日本の官公庁で最初に大型コンピュータを導入したのは気象庁で、1959年のこと。これ以降も、常に世界最高レベルのスーパーコンピュータに更新して、気象データの蓄積と解析精度を上げてきた。
気温や気流など、気象の時間的変化を物理学の方程式(アルゴリズム)で計算し、将来の大気の状態を予測する方法を「数値予報」と呼ぶ。天気を予想する数式を導き出したのはイギリスの気象学者、ルイス・フライ・リチャードソンだ。1922年に数値予報の原理を発表するが、コンピュータがなく、数値処理にミスもあり、予報は失敗に終わった。
長らく「リチャードソンの夢」と語り継がれてきたが、数値予報を実用化したのは米国気象局で、1955年にIBMの計算機によって解析に成功する。
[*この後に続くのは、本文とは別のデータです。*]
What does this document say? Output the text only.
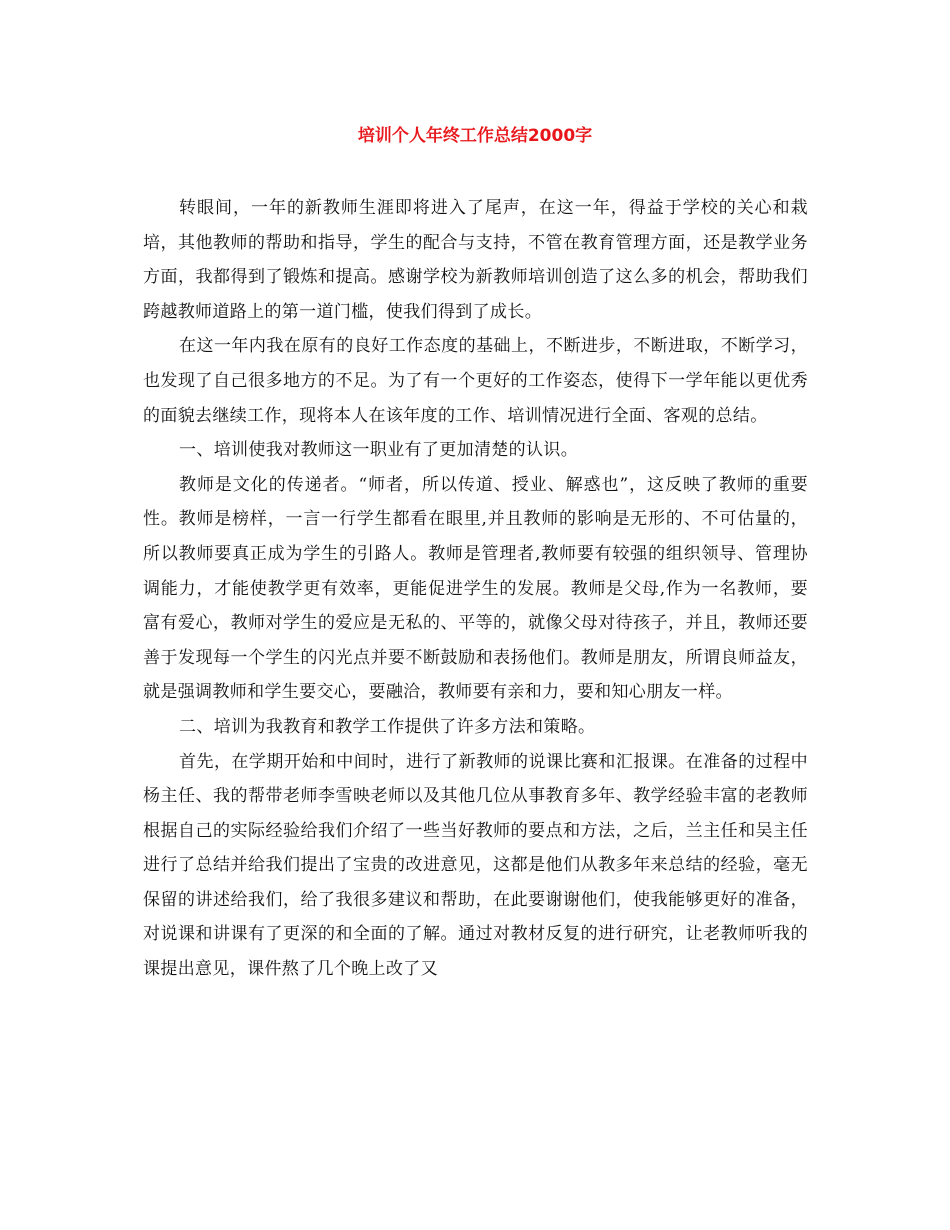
培训个人年终工作总结2000字

转眼间，一年的新教师生涯即将进入了尾声，在这一年，得益于学校的关心和栽培，其他教师的帮助和指导，学生的配合与支持，不管在教育管理方面，还是教学业务方面，我都得到了锻炼和提高。感谢学校为新教师培训创造了这么多的机会，帮助我们跨越教师道路上的第一道门槛，使我们得到了成长。

在这一年内我在原有的良好工作态度的基础上，不断进步，不断进取，不断学习，也发现了自己很多地方的不足。为了有一个更好的工作姿态，使得下一学年能以更优秀的面貌去继续工作，现将本人在该年度的工作、培训情况进行全面、客观的总结。

一、培训使我对教师这一职业有了更加清楚的认识。

教师是文化的传递者。“师者，所以传道、授业、解惑也”，这反映了教师的重要性。教师是榜样，一言一行学生都看在眼里,并且教师的影响是无形的、不可估量的，所以教师要真正成为学生的引路人。教师是管理者,教师要有较强的组织领导、管理协调能力，才能使教学更有效率，更能促进学生的发展。教师是父母,作为一名教师，要富有爱心，教师对学生的爱应是无私的、平等的，就像父母对待孩子，并且，教师还要善于发现每一个学生的闪光点并要不断鼓励和表扬他们。教师是朋友，所谓良师益友，就是强调教师和学生要交心，要融洽，教师要有亲和力，要和知心朋友一样。

二、培训为我教育和教学工作提供了许多方法和策略。

首先，在学期开始和中间时，进行了新教师的说课比赛和汇报课。在准备的过程中杨主任、我的帮带老师李雪映老师以及其他几位从事教育多年、教学经验丰富的老教师根据自己的实际经验给我们介绍了一些当好教师的要点和方法，之后，兰主任和吴主任进行了总结并给我们提出了宝贵的改进意见，这都是他们从教多年来总结的经验，毫无保留的讲述给我们，给了我很多建议和帮助，在此要谢谢他们，使我能够更好的准备，对说课和讲课有了更深的和全面的了解。通过对教材反复的进行研究，让老教师听我的课提出意见，课件熬了几个晚上改了又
膨大な気象データは気象庁や各国の気象機関が観測・収集し、民間の気象情報サービス会社に提供されている。日本には気象予報業務の許可事業者が65あるが、民間最大手がウェザーニューズである。航海気象情報を提供する会社としてスタートし、弁当事業や小売業などの企業をはじめ、個人に対しても多様な気象サービスを発信している。
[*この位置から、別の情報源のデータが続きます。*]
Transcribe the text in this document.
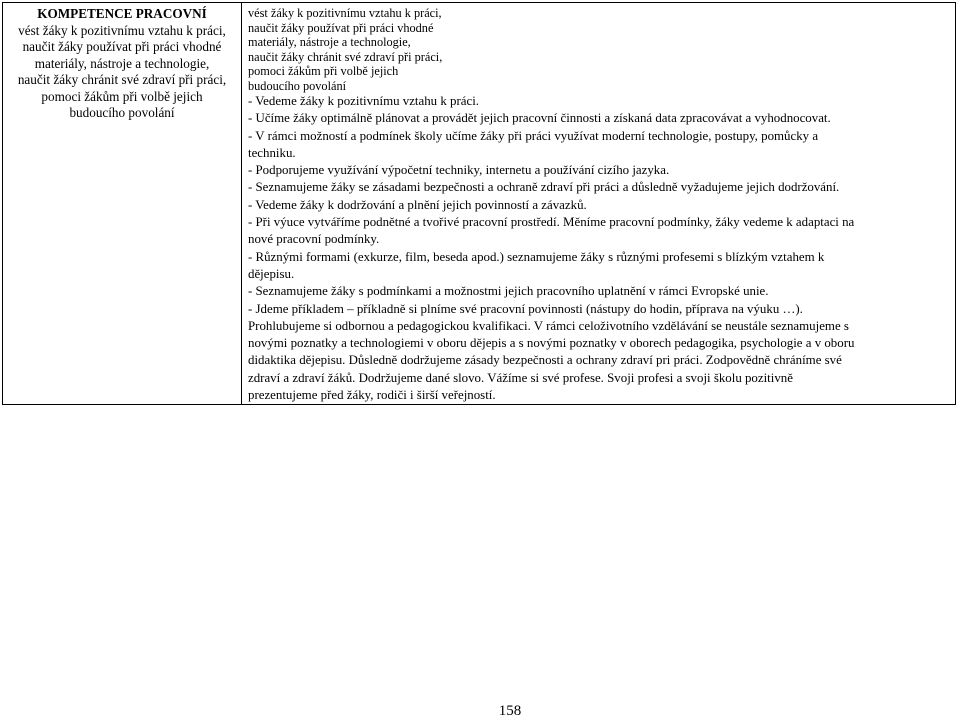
KOMPETENCE PRACOVNÍ
vést žáky k pozitivnímu vztahu k práci,
naučit žáky používat při práci vhodné
materiály, nástroje a technologie,
naučit žáky chránit své zdraví při práci,
pomoci žákům při volbě jejich
budoucího povolání
vést žáky k pozitivnímu vztahu k práci,
naučit žáky používat při práci vhodné
materiály, nástroje a technologie,
naučit žáky chránit své zdraví při práci,
pomoci žákům při volbě jejich
budoucího povolání
- Vedeme žáky k pozitivnímu vztahu k práci.
- Učíme žáky optimálně plánovat a provádět jejich pracovní činnosti a získaná data zpracovávat a vyhodnocovat.
- V rámci možností a podmínek školy učíme žáky při práci využívat moderní technologie, postupy, pomůcky a
techniku.
- Podporujeme využívání výpočetní techniky, internetu a používání cizího jazyka.
- Seznamujeme žáky se zásadami bezpečnosti a ochraně zdraví při práci a důsledně vyžadujeme jejich dodržování.
- Vedeme žáky k dodržování a plnění jejich povinností a závazků.
- Při výuce vytváříme podnětné a tvořivé pracovní prostředí. Měníme pracovní podmínky, žáky vedeme k adaptaci na
nové pracovní podmínky.
- Různými formami (exkurze, film, beseda apod.) seznamujeme žáky s různými profesemi s blízkým vztahem k
dějepisu.
- Seznamujeme žáky s podmínkami a možnostmi jejich pracovního uplatnění v rámci Evropské unie.
- Jdeme příkladem – příkladně si plníme své pracovní povinnosti (nástupy do hodin, příprava na výuku …).
Prohlubujeme si odbornou a pedagogickou kvalifikaci. V rámci celoživotního vzdělávání se neustále seznamujeme s
novými poznatky a technologiemi v oboru dějepis a s novými poznatky v oborech pedagogika, psychologie a v oboru
didaktika dějepisu. Důsledně dodržujeme zásady bezpečnosti a ochrany zdraví pri práci. Zodpovědně chráníme své
zdraví a zdraví žáků. Dodržujeme dané slovo. Vážíme si své profese. Svoji profesi a svoji školu pozitivně
prezentujeme před žáky, rodiči i širší veřejností.
158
同社の強みは公的機関から入手する気象データのほかに、気象観測用のレーダーやセンサー、気象観測衛星、個人からの情報提供など、独自の観測インフラを持っていることだ。
海外戦略や個人向け気象事業を担当する石橋知博執行役員は「ウェザーニューズは74億人の情報交信台となることを目指し、双方向の気象コンテンツサービスを創造してきました。典型的な事例がゲリラ雷雨を予測する取り組みです」と話す。
地球温暖化、都心のヒートアイランド現象などが原因で、2016年の夏は全国で約7500回のゲリラ雷雨が発生している。石橋氏は「ゲリラ雷雨の捕捉率は開始当初の2008年は68・7%でしたが、2015年は90%に高まり、予報するタイミングも発生の21分前から50分前へと、早期に警報を出せるようになりました」と胸を張る。
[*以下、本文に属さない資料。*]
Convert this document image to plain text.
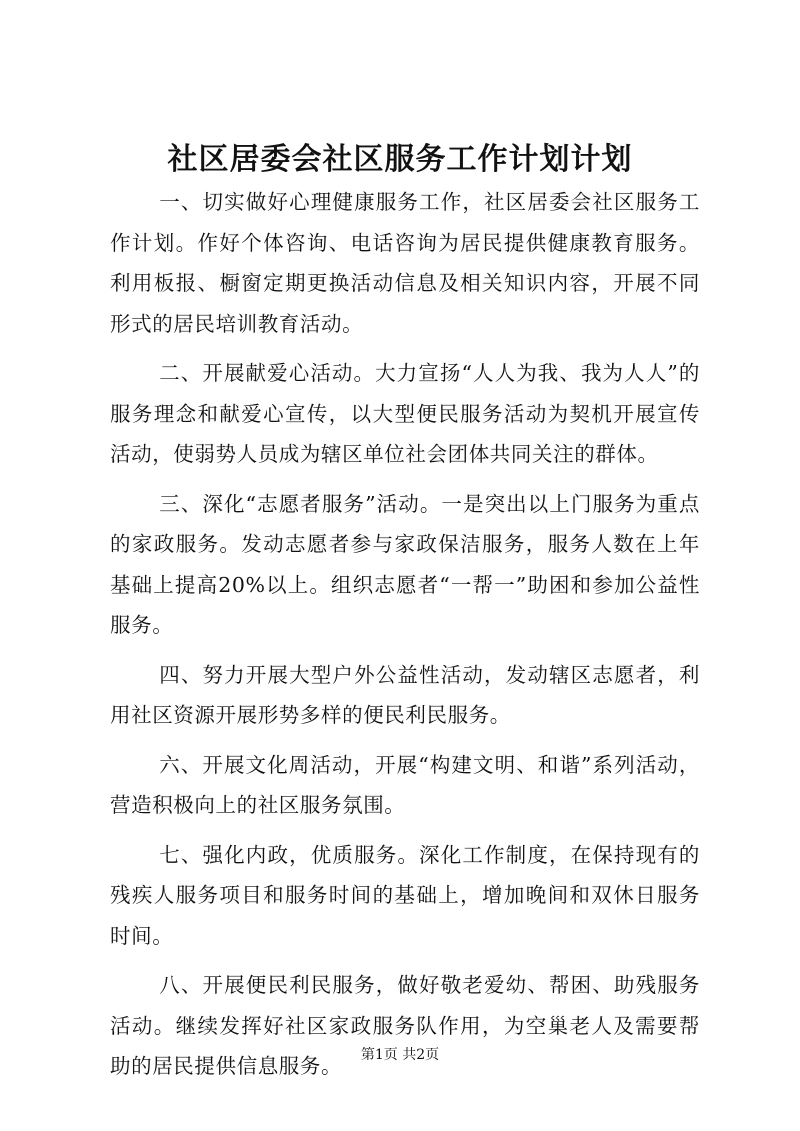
社区居委会社区服务工作计划计划

一、切实做好心理健康服务工作，社区居委会社区服务工作计划。作好个体咨询、电话咨询为居民提供健康教育服务。利用板报、橱窗定期更换活动信息及相关知识内容，开展不同形式的居民培训教育活动。

二、开展献爱心活动。大力宣扬“人人为我、我为人人”的服务理念和献爱心宣传，以大型便民服务活动为契机开展宣传活动，使弱势人员成为辖区单位社会团体共同关注的群体。

三、深化“志愿者服务”活动。一是突出以上门服务为重点的家政服务。发动志愿者参与家政保洁服务，服务人数在上年基础上提高20%以上。组织志愿者“一帮一”助困和参加公益性服务。

四、努力开展大型户外公益性活动，发动辖区志愿者，利用社区资源开展形势多样的便民利民服务。

六、开展文化周活动，开展“构建文明、和谐”系列活动，营造积极向上的社区服务氛围。

七、强化内政，优质服务。深化工作制度，在保持现有的残疾人服务项目和服务时间的基础上，增加晚间和双休日服务时间。

八、开展便民利民服务，做好敬老爱幼、帮困、助残服务活动。继续发挥好社区家政服务队作用，为空巢老人及需要帮助的居民提供信息服务。	第1页 共2页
「ゲリラ雷雨防衛隊」はスマートフォンのアプリ「ウェザーニュースタッチ」の専用コミュニティとしてスタートした。ウェザーリポーターから送られてくる雲の写真や雲の発達具合、進路などの報告をもとに、人工知能(AI)を応用した画像解析技術で、ゲリラ雷雨の予報精度と解析スピードを向上させてきた。